Tentulah kami sudah saling mengerti isi pikiran masing-masing. Bahwa di saat-saat seperti itu selalu ada rasa kagum berbalut nyeri yang menelisik rongga hati. Rasa yang sulit dijelaskan. Kagum pada sosoknya yang tekun dan gigih dan karena permainannya yang kian hari kian terlatih. Nyeri karena yang bermain sebagus itu bukan kami. Yeah, kami. Kami dengan sejuta impian tentang musik. Yang sejak sekolah dasar ketagihan lomba menyanyi dan gandrung mencipta lagu sendiri. Yang di sekolah menengah pertama sungguh menggilai Siti Nurhaliza dan konon rela menjadi pengepel panggung di Malaysia sana asalkan bisa bersamanya (-_-)

Tapi lihatlah kini, kami. Dari cita-cita menjadi seorang kreator harus rela undur diri dan mengakui bahwa kami hanyalah apresiator yang cuman ngerti sepersekian mili soal musik. Bahwa les-les yang pernah dilakoni kemarenan itu pada akhirnya tidak membuahkan apa-apa karena kami juga melakukannya dengan sepersekian mili kesungguhan. Hanya sepersekian dari keseluruhan mimpi kami yang segede-gede Buto Ijo. Akhirnya tiada satupun yang pernah selesai dari vocal, gitar, brass, keyboard, dll.
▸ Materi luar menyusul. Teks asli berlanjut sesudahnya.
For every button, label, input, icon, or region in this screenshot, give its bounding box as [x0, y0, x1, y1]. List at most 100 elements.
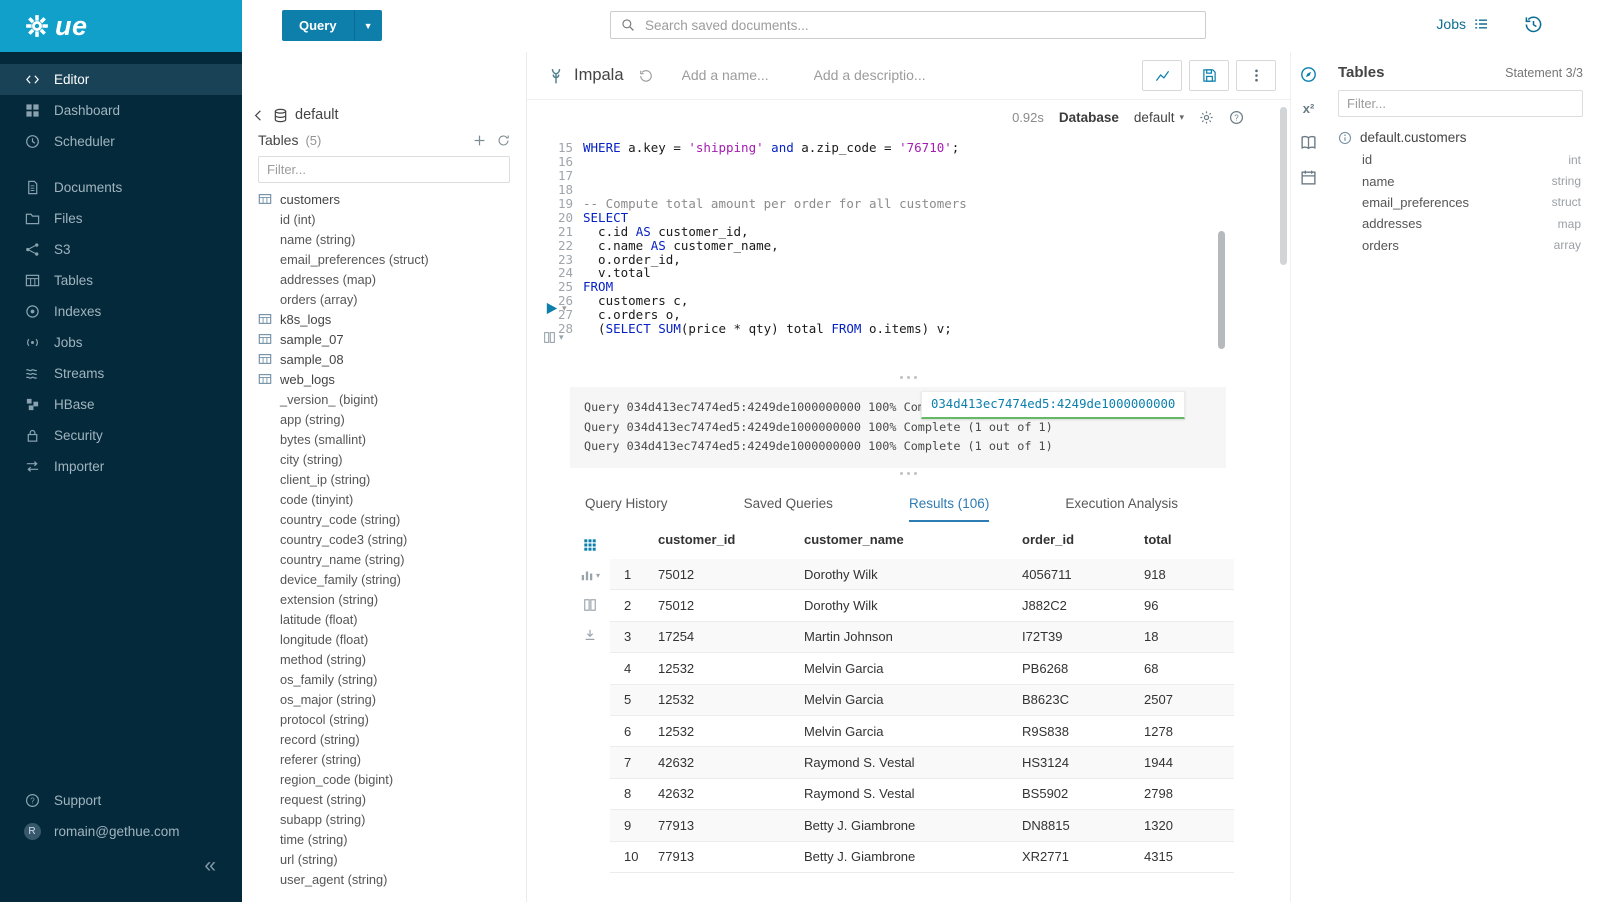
code-line[interactable]: 28 (SELECT SUM(price * qty) total FROM o…: [527, 322, 1290, 336]
save-button[interactable]: [1189, 60, 1229, 91]
code-line[interactable]: 21 c.id AS customer_id,: [527, 225, 1290, 239]
column-header[interactable]: customer_id: [658, 532, 804, 547]
tree-column[interactable]: referer (string): [242, 749, 526, 769]
tab-saved-queries[interactable]: Saved Queries: [744, 496, 833, 522]
global-search[interactable]: [610, 11, 1206, 39]
code-line[interactable]: 19-- Compute total amount per order for …: [527, 197, 1290, 211]
refresh-icon[interactable]: [497, 134, 510, 147]
execute-button[interactable]: ▾: [544, 301, 567, 316]
hue-logo[interactable]: ue: [0, 0, 242, 52]
search-input[interactable]: [643, 17, 1195, 34]
code-line[interactable]: 22 c.name AS customer_name,: [527, 239, 1290, 253]
code-line[interactable]: 25FROM: [527, 280, 1290, 294]
code-scrollbar[interactable]: [1218, 231, 1225, 349]
code-line[interactable]: 17: [527, 169, 1290, 183]
right-column-email_preferences[interactable]: email_preferencesstruct: [1338, 192, 1583, 213]
code-line[interactable]: 27 c.orders o,: [527, 308, 1290, 322]
tree-column[interactable]: orders (array): [242, 289, 526, 309]
tree-column[interactable]: country_name (string): [242, 549, 526, 569]
query-history-button[interactable]: [1524, 15, 1543, 34]
sidebar-item-s3[interactable]: S3: [0, 234, 242, 265]
tree-column[interactable]: protocol (string): [242, 709, 526, 729]
tree-column[interactable]: email_preferences (struct): [242, 249, 526, 269]
main-scrollbar[interactable]: [1280, 107, 1287, 265]
tree-column[interactable]: code (tinyint): [242, 489, 526, 509]
tab-results[interactable]: Results (106): [909, 496, 989, 522]
tab-execution-analysis[interactable]: Execution Analysis: [1065, 496, 1178, 522]
grid-view-button[interactable]: [583, 538, 597, 552]
tree-table-sample_08[interactable]: sample_08: [242, 349, 526, 369]
column-header[interactable]: customer_name: [804, 532, 1022, 547]
table-row[interactable]: 412532Melvin GarciaPB626868: [610, 653, 1234, 684]
sidebar-item-jobs[interactable]: Jobs: [0, 327, 242, 358]
add-table-icon[interactable]: [473, 134, 486, 147]
tree-column[interactable]: region_code (bigint): [242, 769, 526, 789]
tree-column[interactable]: device_family (string): [242, 569, 526, 589]
sidebar-item-importer[interactable]: Importer: [0, 451, 242, 482]
table-row[interactable]: 175012Dorothy Wilk4056711918: [610, 559, 1234, 590]
columns-view-button[interactable]: [583, 598, 597, 612]
tree-column[interactable]: city (string): [242, 449, 526, 469]
tree-column[interactable]: country_code (string): [242, 509, 526, 529]
column-header[interactable]: total: [1144, 532, 1234, 547]
engine-selector[interactable]: Impala: [547, 66, 624, 85]
tree-column[interactable]: longitude (float): [242, 629, 526, 649]
tree-column[interactable]: bytes (smallint): [242, 429, 526, 449]
tree-column[interactable]: user_agent (string): [242, 869, 526, 889]
settings-gear-icon[interactable]: [1199, 110, 1214, 125]
tree-column[interactable]: _version_ (bigint): [242, 389, 526, 409]
help-icon[interactable]: ?: [1229, 110, 1244, 125]
tree-column[interactable]: os_family (string): [242, 669, 526, 689]
tree-column[interactable]: country_code3 (string): [242, 529, 526, 549]
back-icon[interactable]: [251, 108, 266, 123]
query-button-label[interactable]: Query: [282, 10, 354, 41]
query-id-tooltip[interactable]: 034d413ec7474ed5:4249de1000000000: [921, 391, 1185, 419]
jobs-link[interactable]: Jobs: [1436, 16, 1489, 32]
assist-toggle-button[interactable]: [1300, 66, 1317, 83]
tree-column[interactable]: record (string): [242, 729, 526, 749]
reload-icon[interactable]: [639, 69, 653, 83]
schedule-button[interactable]: [1300, 169, 1317, 186]
tree-table-sample_07[interactable]: sample_07: [242, 329, 526, 349]
logs-resize-handle[interactable]: [527, 372, 1290, 382]
tree-table-customers[interactable]: customers: [242, 189, 526, 209]
code-line[interactable]: 24 v.total: [527, 266, 1290, 280]
database-selector[interactable]: default ▾: [1134, 110, 1184, 125]
chart-settings-button[interactable]: [1142, 60, 1182, 91]
tree-column[interactable]: app (string): [242, 409, 526, 429]
tree-column[interactable]: client_ip (string): [242, 469, 526, 489]
right-column-addresses[interactable]: addressesmap: [1338, 213, 1583, 234]
sidebar-item-editor[interactable]: Editor: [0, 64, 242, 95]
execute-options-caret[interactable]: ▾: [562, 303, 567, 314]
code-editor[interactable]: 15WHERE a.key = 'shipping' and a.zip_cod…: [527, 135, 1290, 372]
active-table-row[interactable]: default.customers: [1338, 130, 1583, 145]
tree-column[interactable]: os_major (string): [242, 689, 526, 709]
chart-view-button[interactable]: ▾: [580, 568, 600, 582]
tree-column[interactable]: id (int): [242, 209, 526, 229]
sidebar-item-indexes[interactable]: Indexes: [0, 296, 242, 327]
right-column-id[interactable]: idint: [1338, 149, 1583, 170]
right-filter-input[interactable]: [1338, 90, 1583, 117]
sidebar-item-scheduler[interactable]: Scheduler: [0, 126, 242, 157]
code-line[interactable]: 15WHERE a.key = 'shipping' and a.zip_cod…: [527, 141, 1290, 155]
tree-column[interactable]: latitude (float): [242, 609, 526, 629]
sidebar-item-tables[interactable]: Tables: [0, 265, 242, 296]
sidebar-item-documents[interactable]: Documents: [0, 172, 242, 203]
sidebar-item-user[interactable]: R romain@gethue.com: [0, 816, 242, 847]
tree-column[interactable]: request (string): [242, 789, 526, 809]
table-row[interactable]: 842632Raymond S. VestalBS59022798: [610, 779, 1234, 810]
sidebar-item-hbase[interactable]: HBase: [0, 389, 242, 420]
tree-table-web_logs[interactable]: web_logs: [242, 369, 526, 389]
collapse-sidebar-button[interactable]: «: [204, 855, 216, 876]
query-description-input[interactable]: [812, 66, 934, 84]
column-header[interactable]: order_id: [1022, 532, 1144, 547]
tree-column[interactable]: name (string): [242, 229, 526, 249]
functions-button[interactable]: x²: [1303, 101, 1315, 116]
tree-column[interactable]: subapp (string): [242, 809, 526, 829]
sidebar-item-streams[interactable]: Streams: [0, 358, 242, 389]
tree-column[interactable]: time (string): [242, 829, 526, 849]
tree-column[interactable]: method (string): [242, 649, 526, 669]
new-query-button[interactable]: Query ▼: [282, 10, 382, 41]
table-row[interactable]: 512532Melvin GarciaB8623C2507: [610, 685, 1234, 716]
sidebar-item-files[interactable]: Files: [0, 203, 242, 234]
Maka wajarlah jika kini kami berakhir sebagai seorang pecundang. Seperti anjing menatap tulang.

Padahal kami berdua tak kalah cintanya kepada musik dan seni begitu rupa. Mendengar sebuah lagu dari perangkat suara yang baik sama nikmatnya dengan mengulum pizza hangat dari panggangan. Sungguhlah musik menyirami setiap langkah dan hidup kami. Menyambung tulang-tulang yang patah. Membangkitkan semangat yang rebah. Lantas kepada siapa penyesalan dialamatkan? Bahwa saat ini masih tersisa waktu untuk memulai kembali segalanya, memang benar. Tapi kami telah jauh tertinggal…


Malam itu kami pun bicara panjang. Perbincangan cukup serius seputar titik-titik penting dalam hidup. Bahwa kami memang perlu meninjau ulang beberapa sudutnya hingga merekonstruksinya. Bahwa ada beberapa hal yang boleh dibiarkan mengalir begitu saja namun ada pula yang harus diupayakan sedemikian rupa dengan keinginan yang kuat. Bahwa ada hal-hal yang boleh dijalankan dengan langkah-langkah pelan tetapi ada juga yang mesti dilakukan dengan berlari. Sempat pula terlontar pertanyaan dari si Mingke perihal mengapa aku nggak mau ngelanjutin S2 aja (setidaknya untuk masa sekarang ini) lalu jadi dosen, peneliti, penulis, atau sastrawan yang kemudian kukemukakan alasannya.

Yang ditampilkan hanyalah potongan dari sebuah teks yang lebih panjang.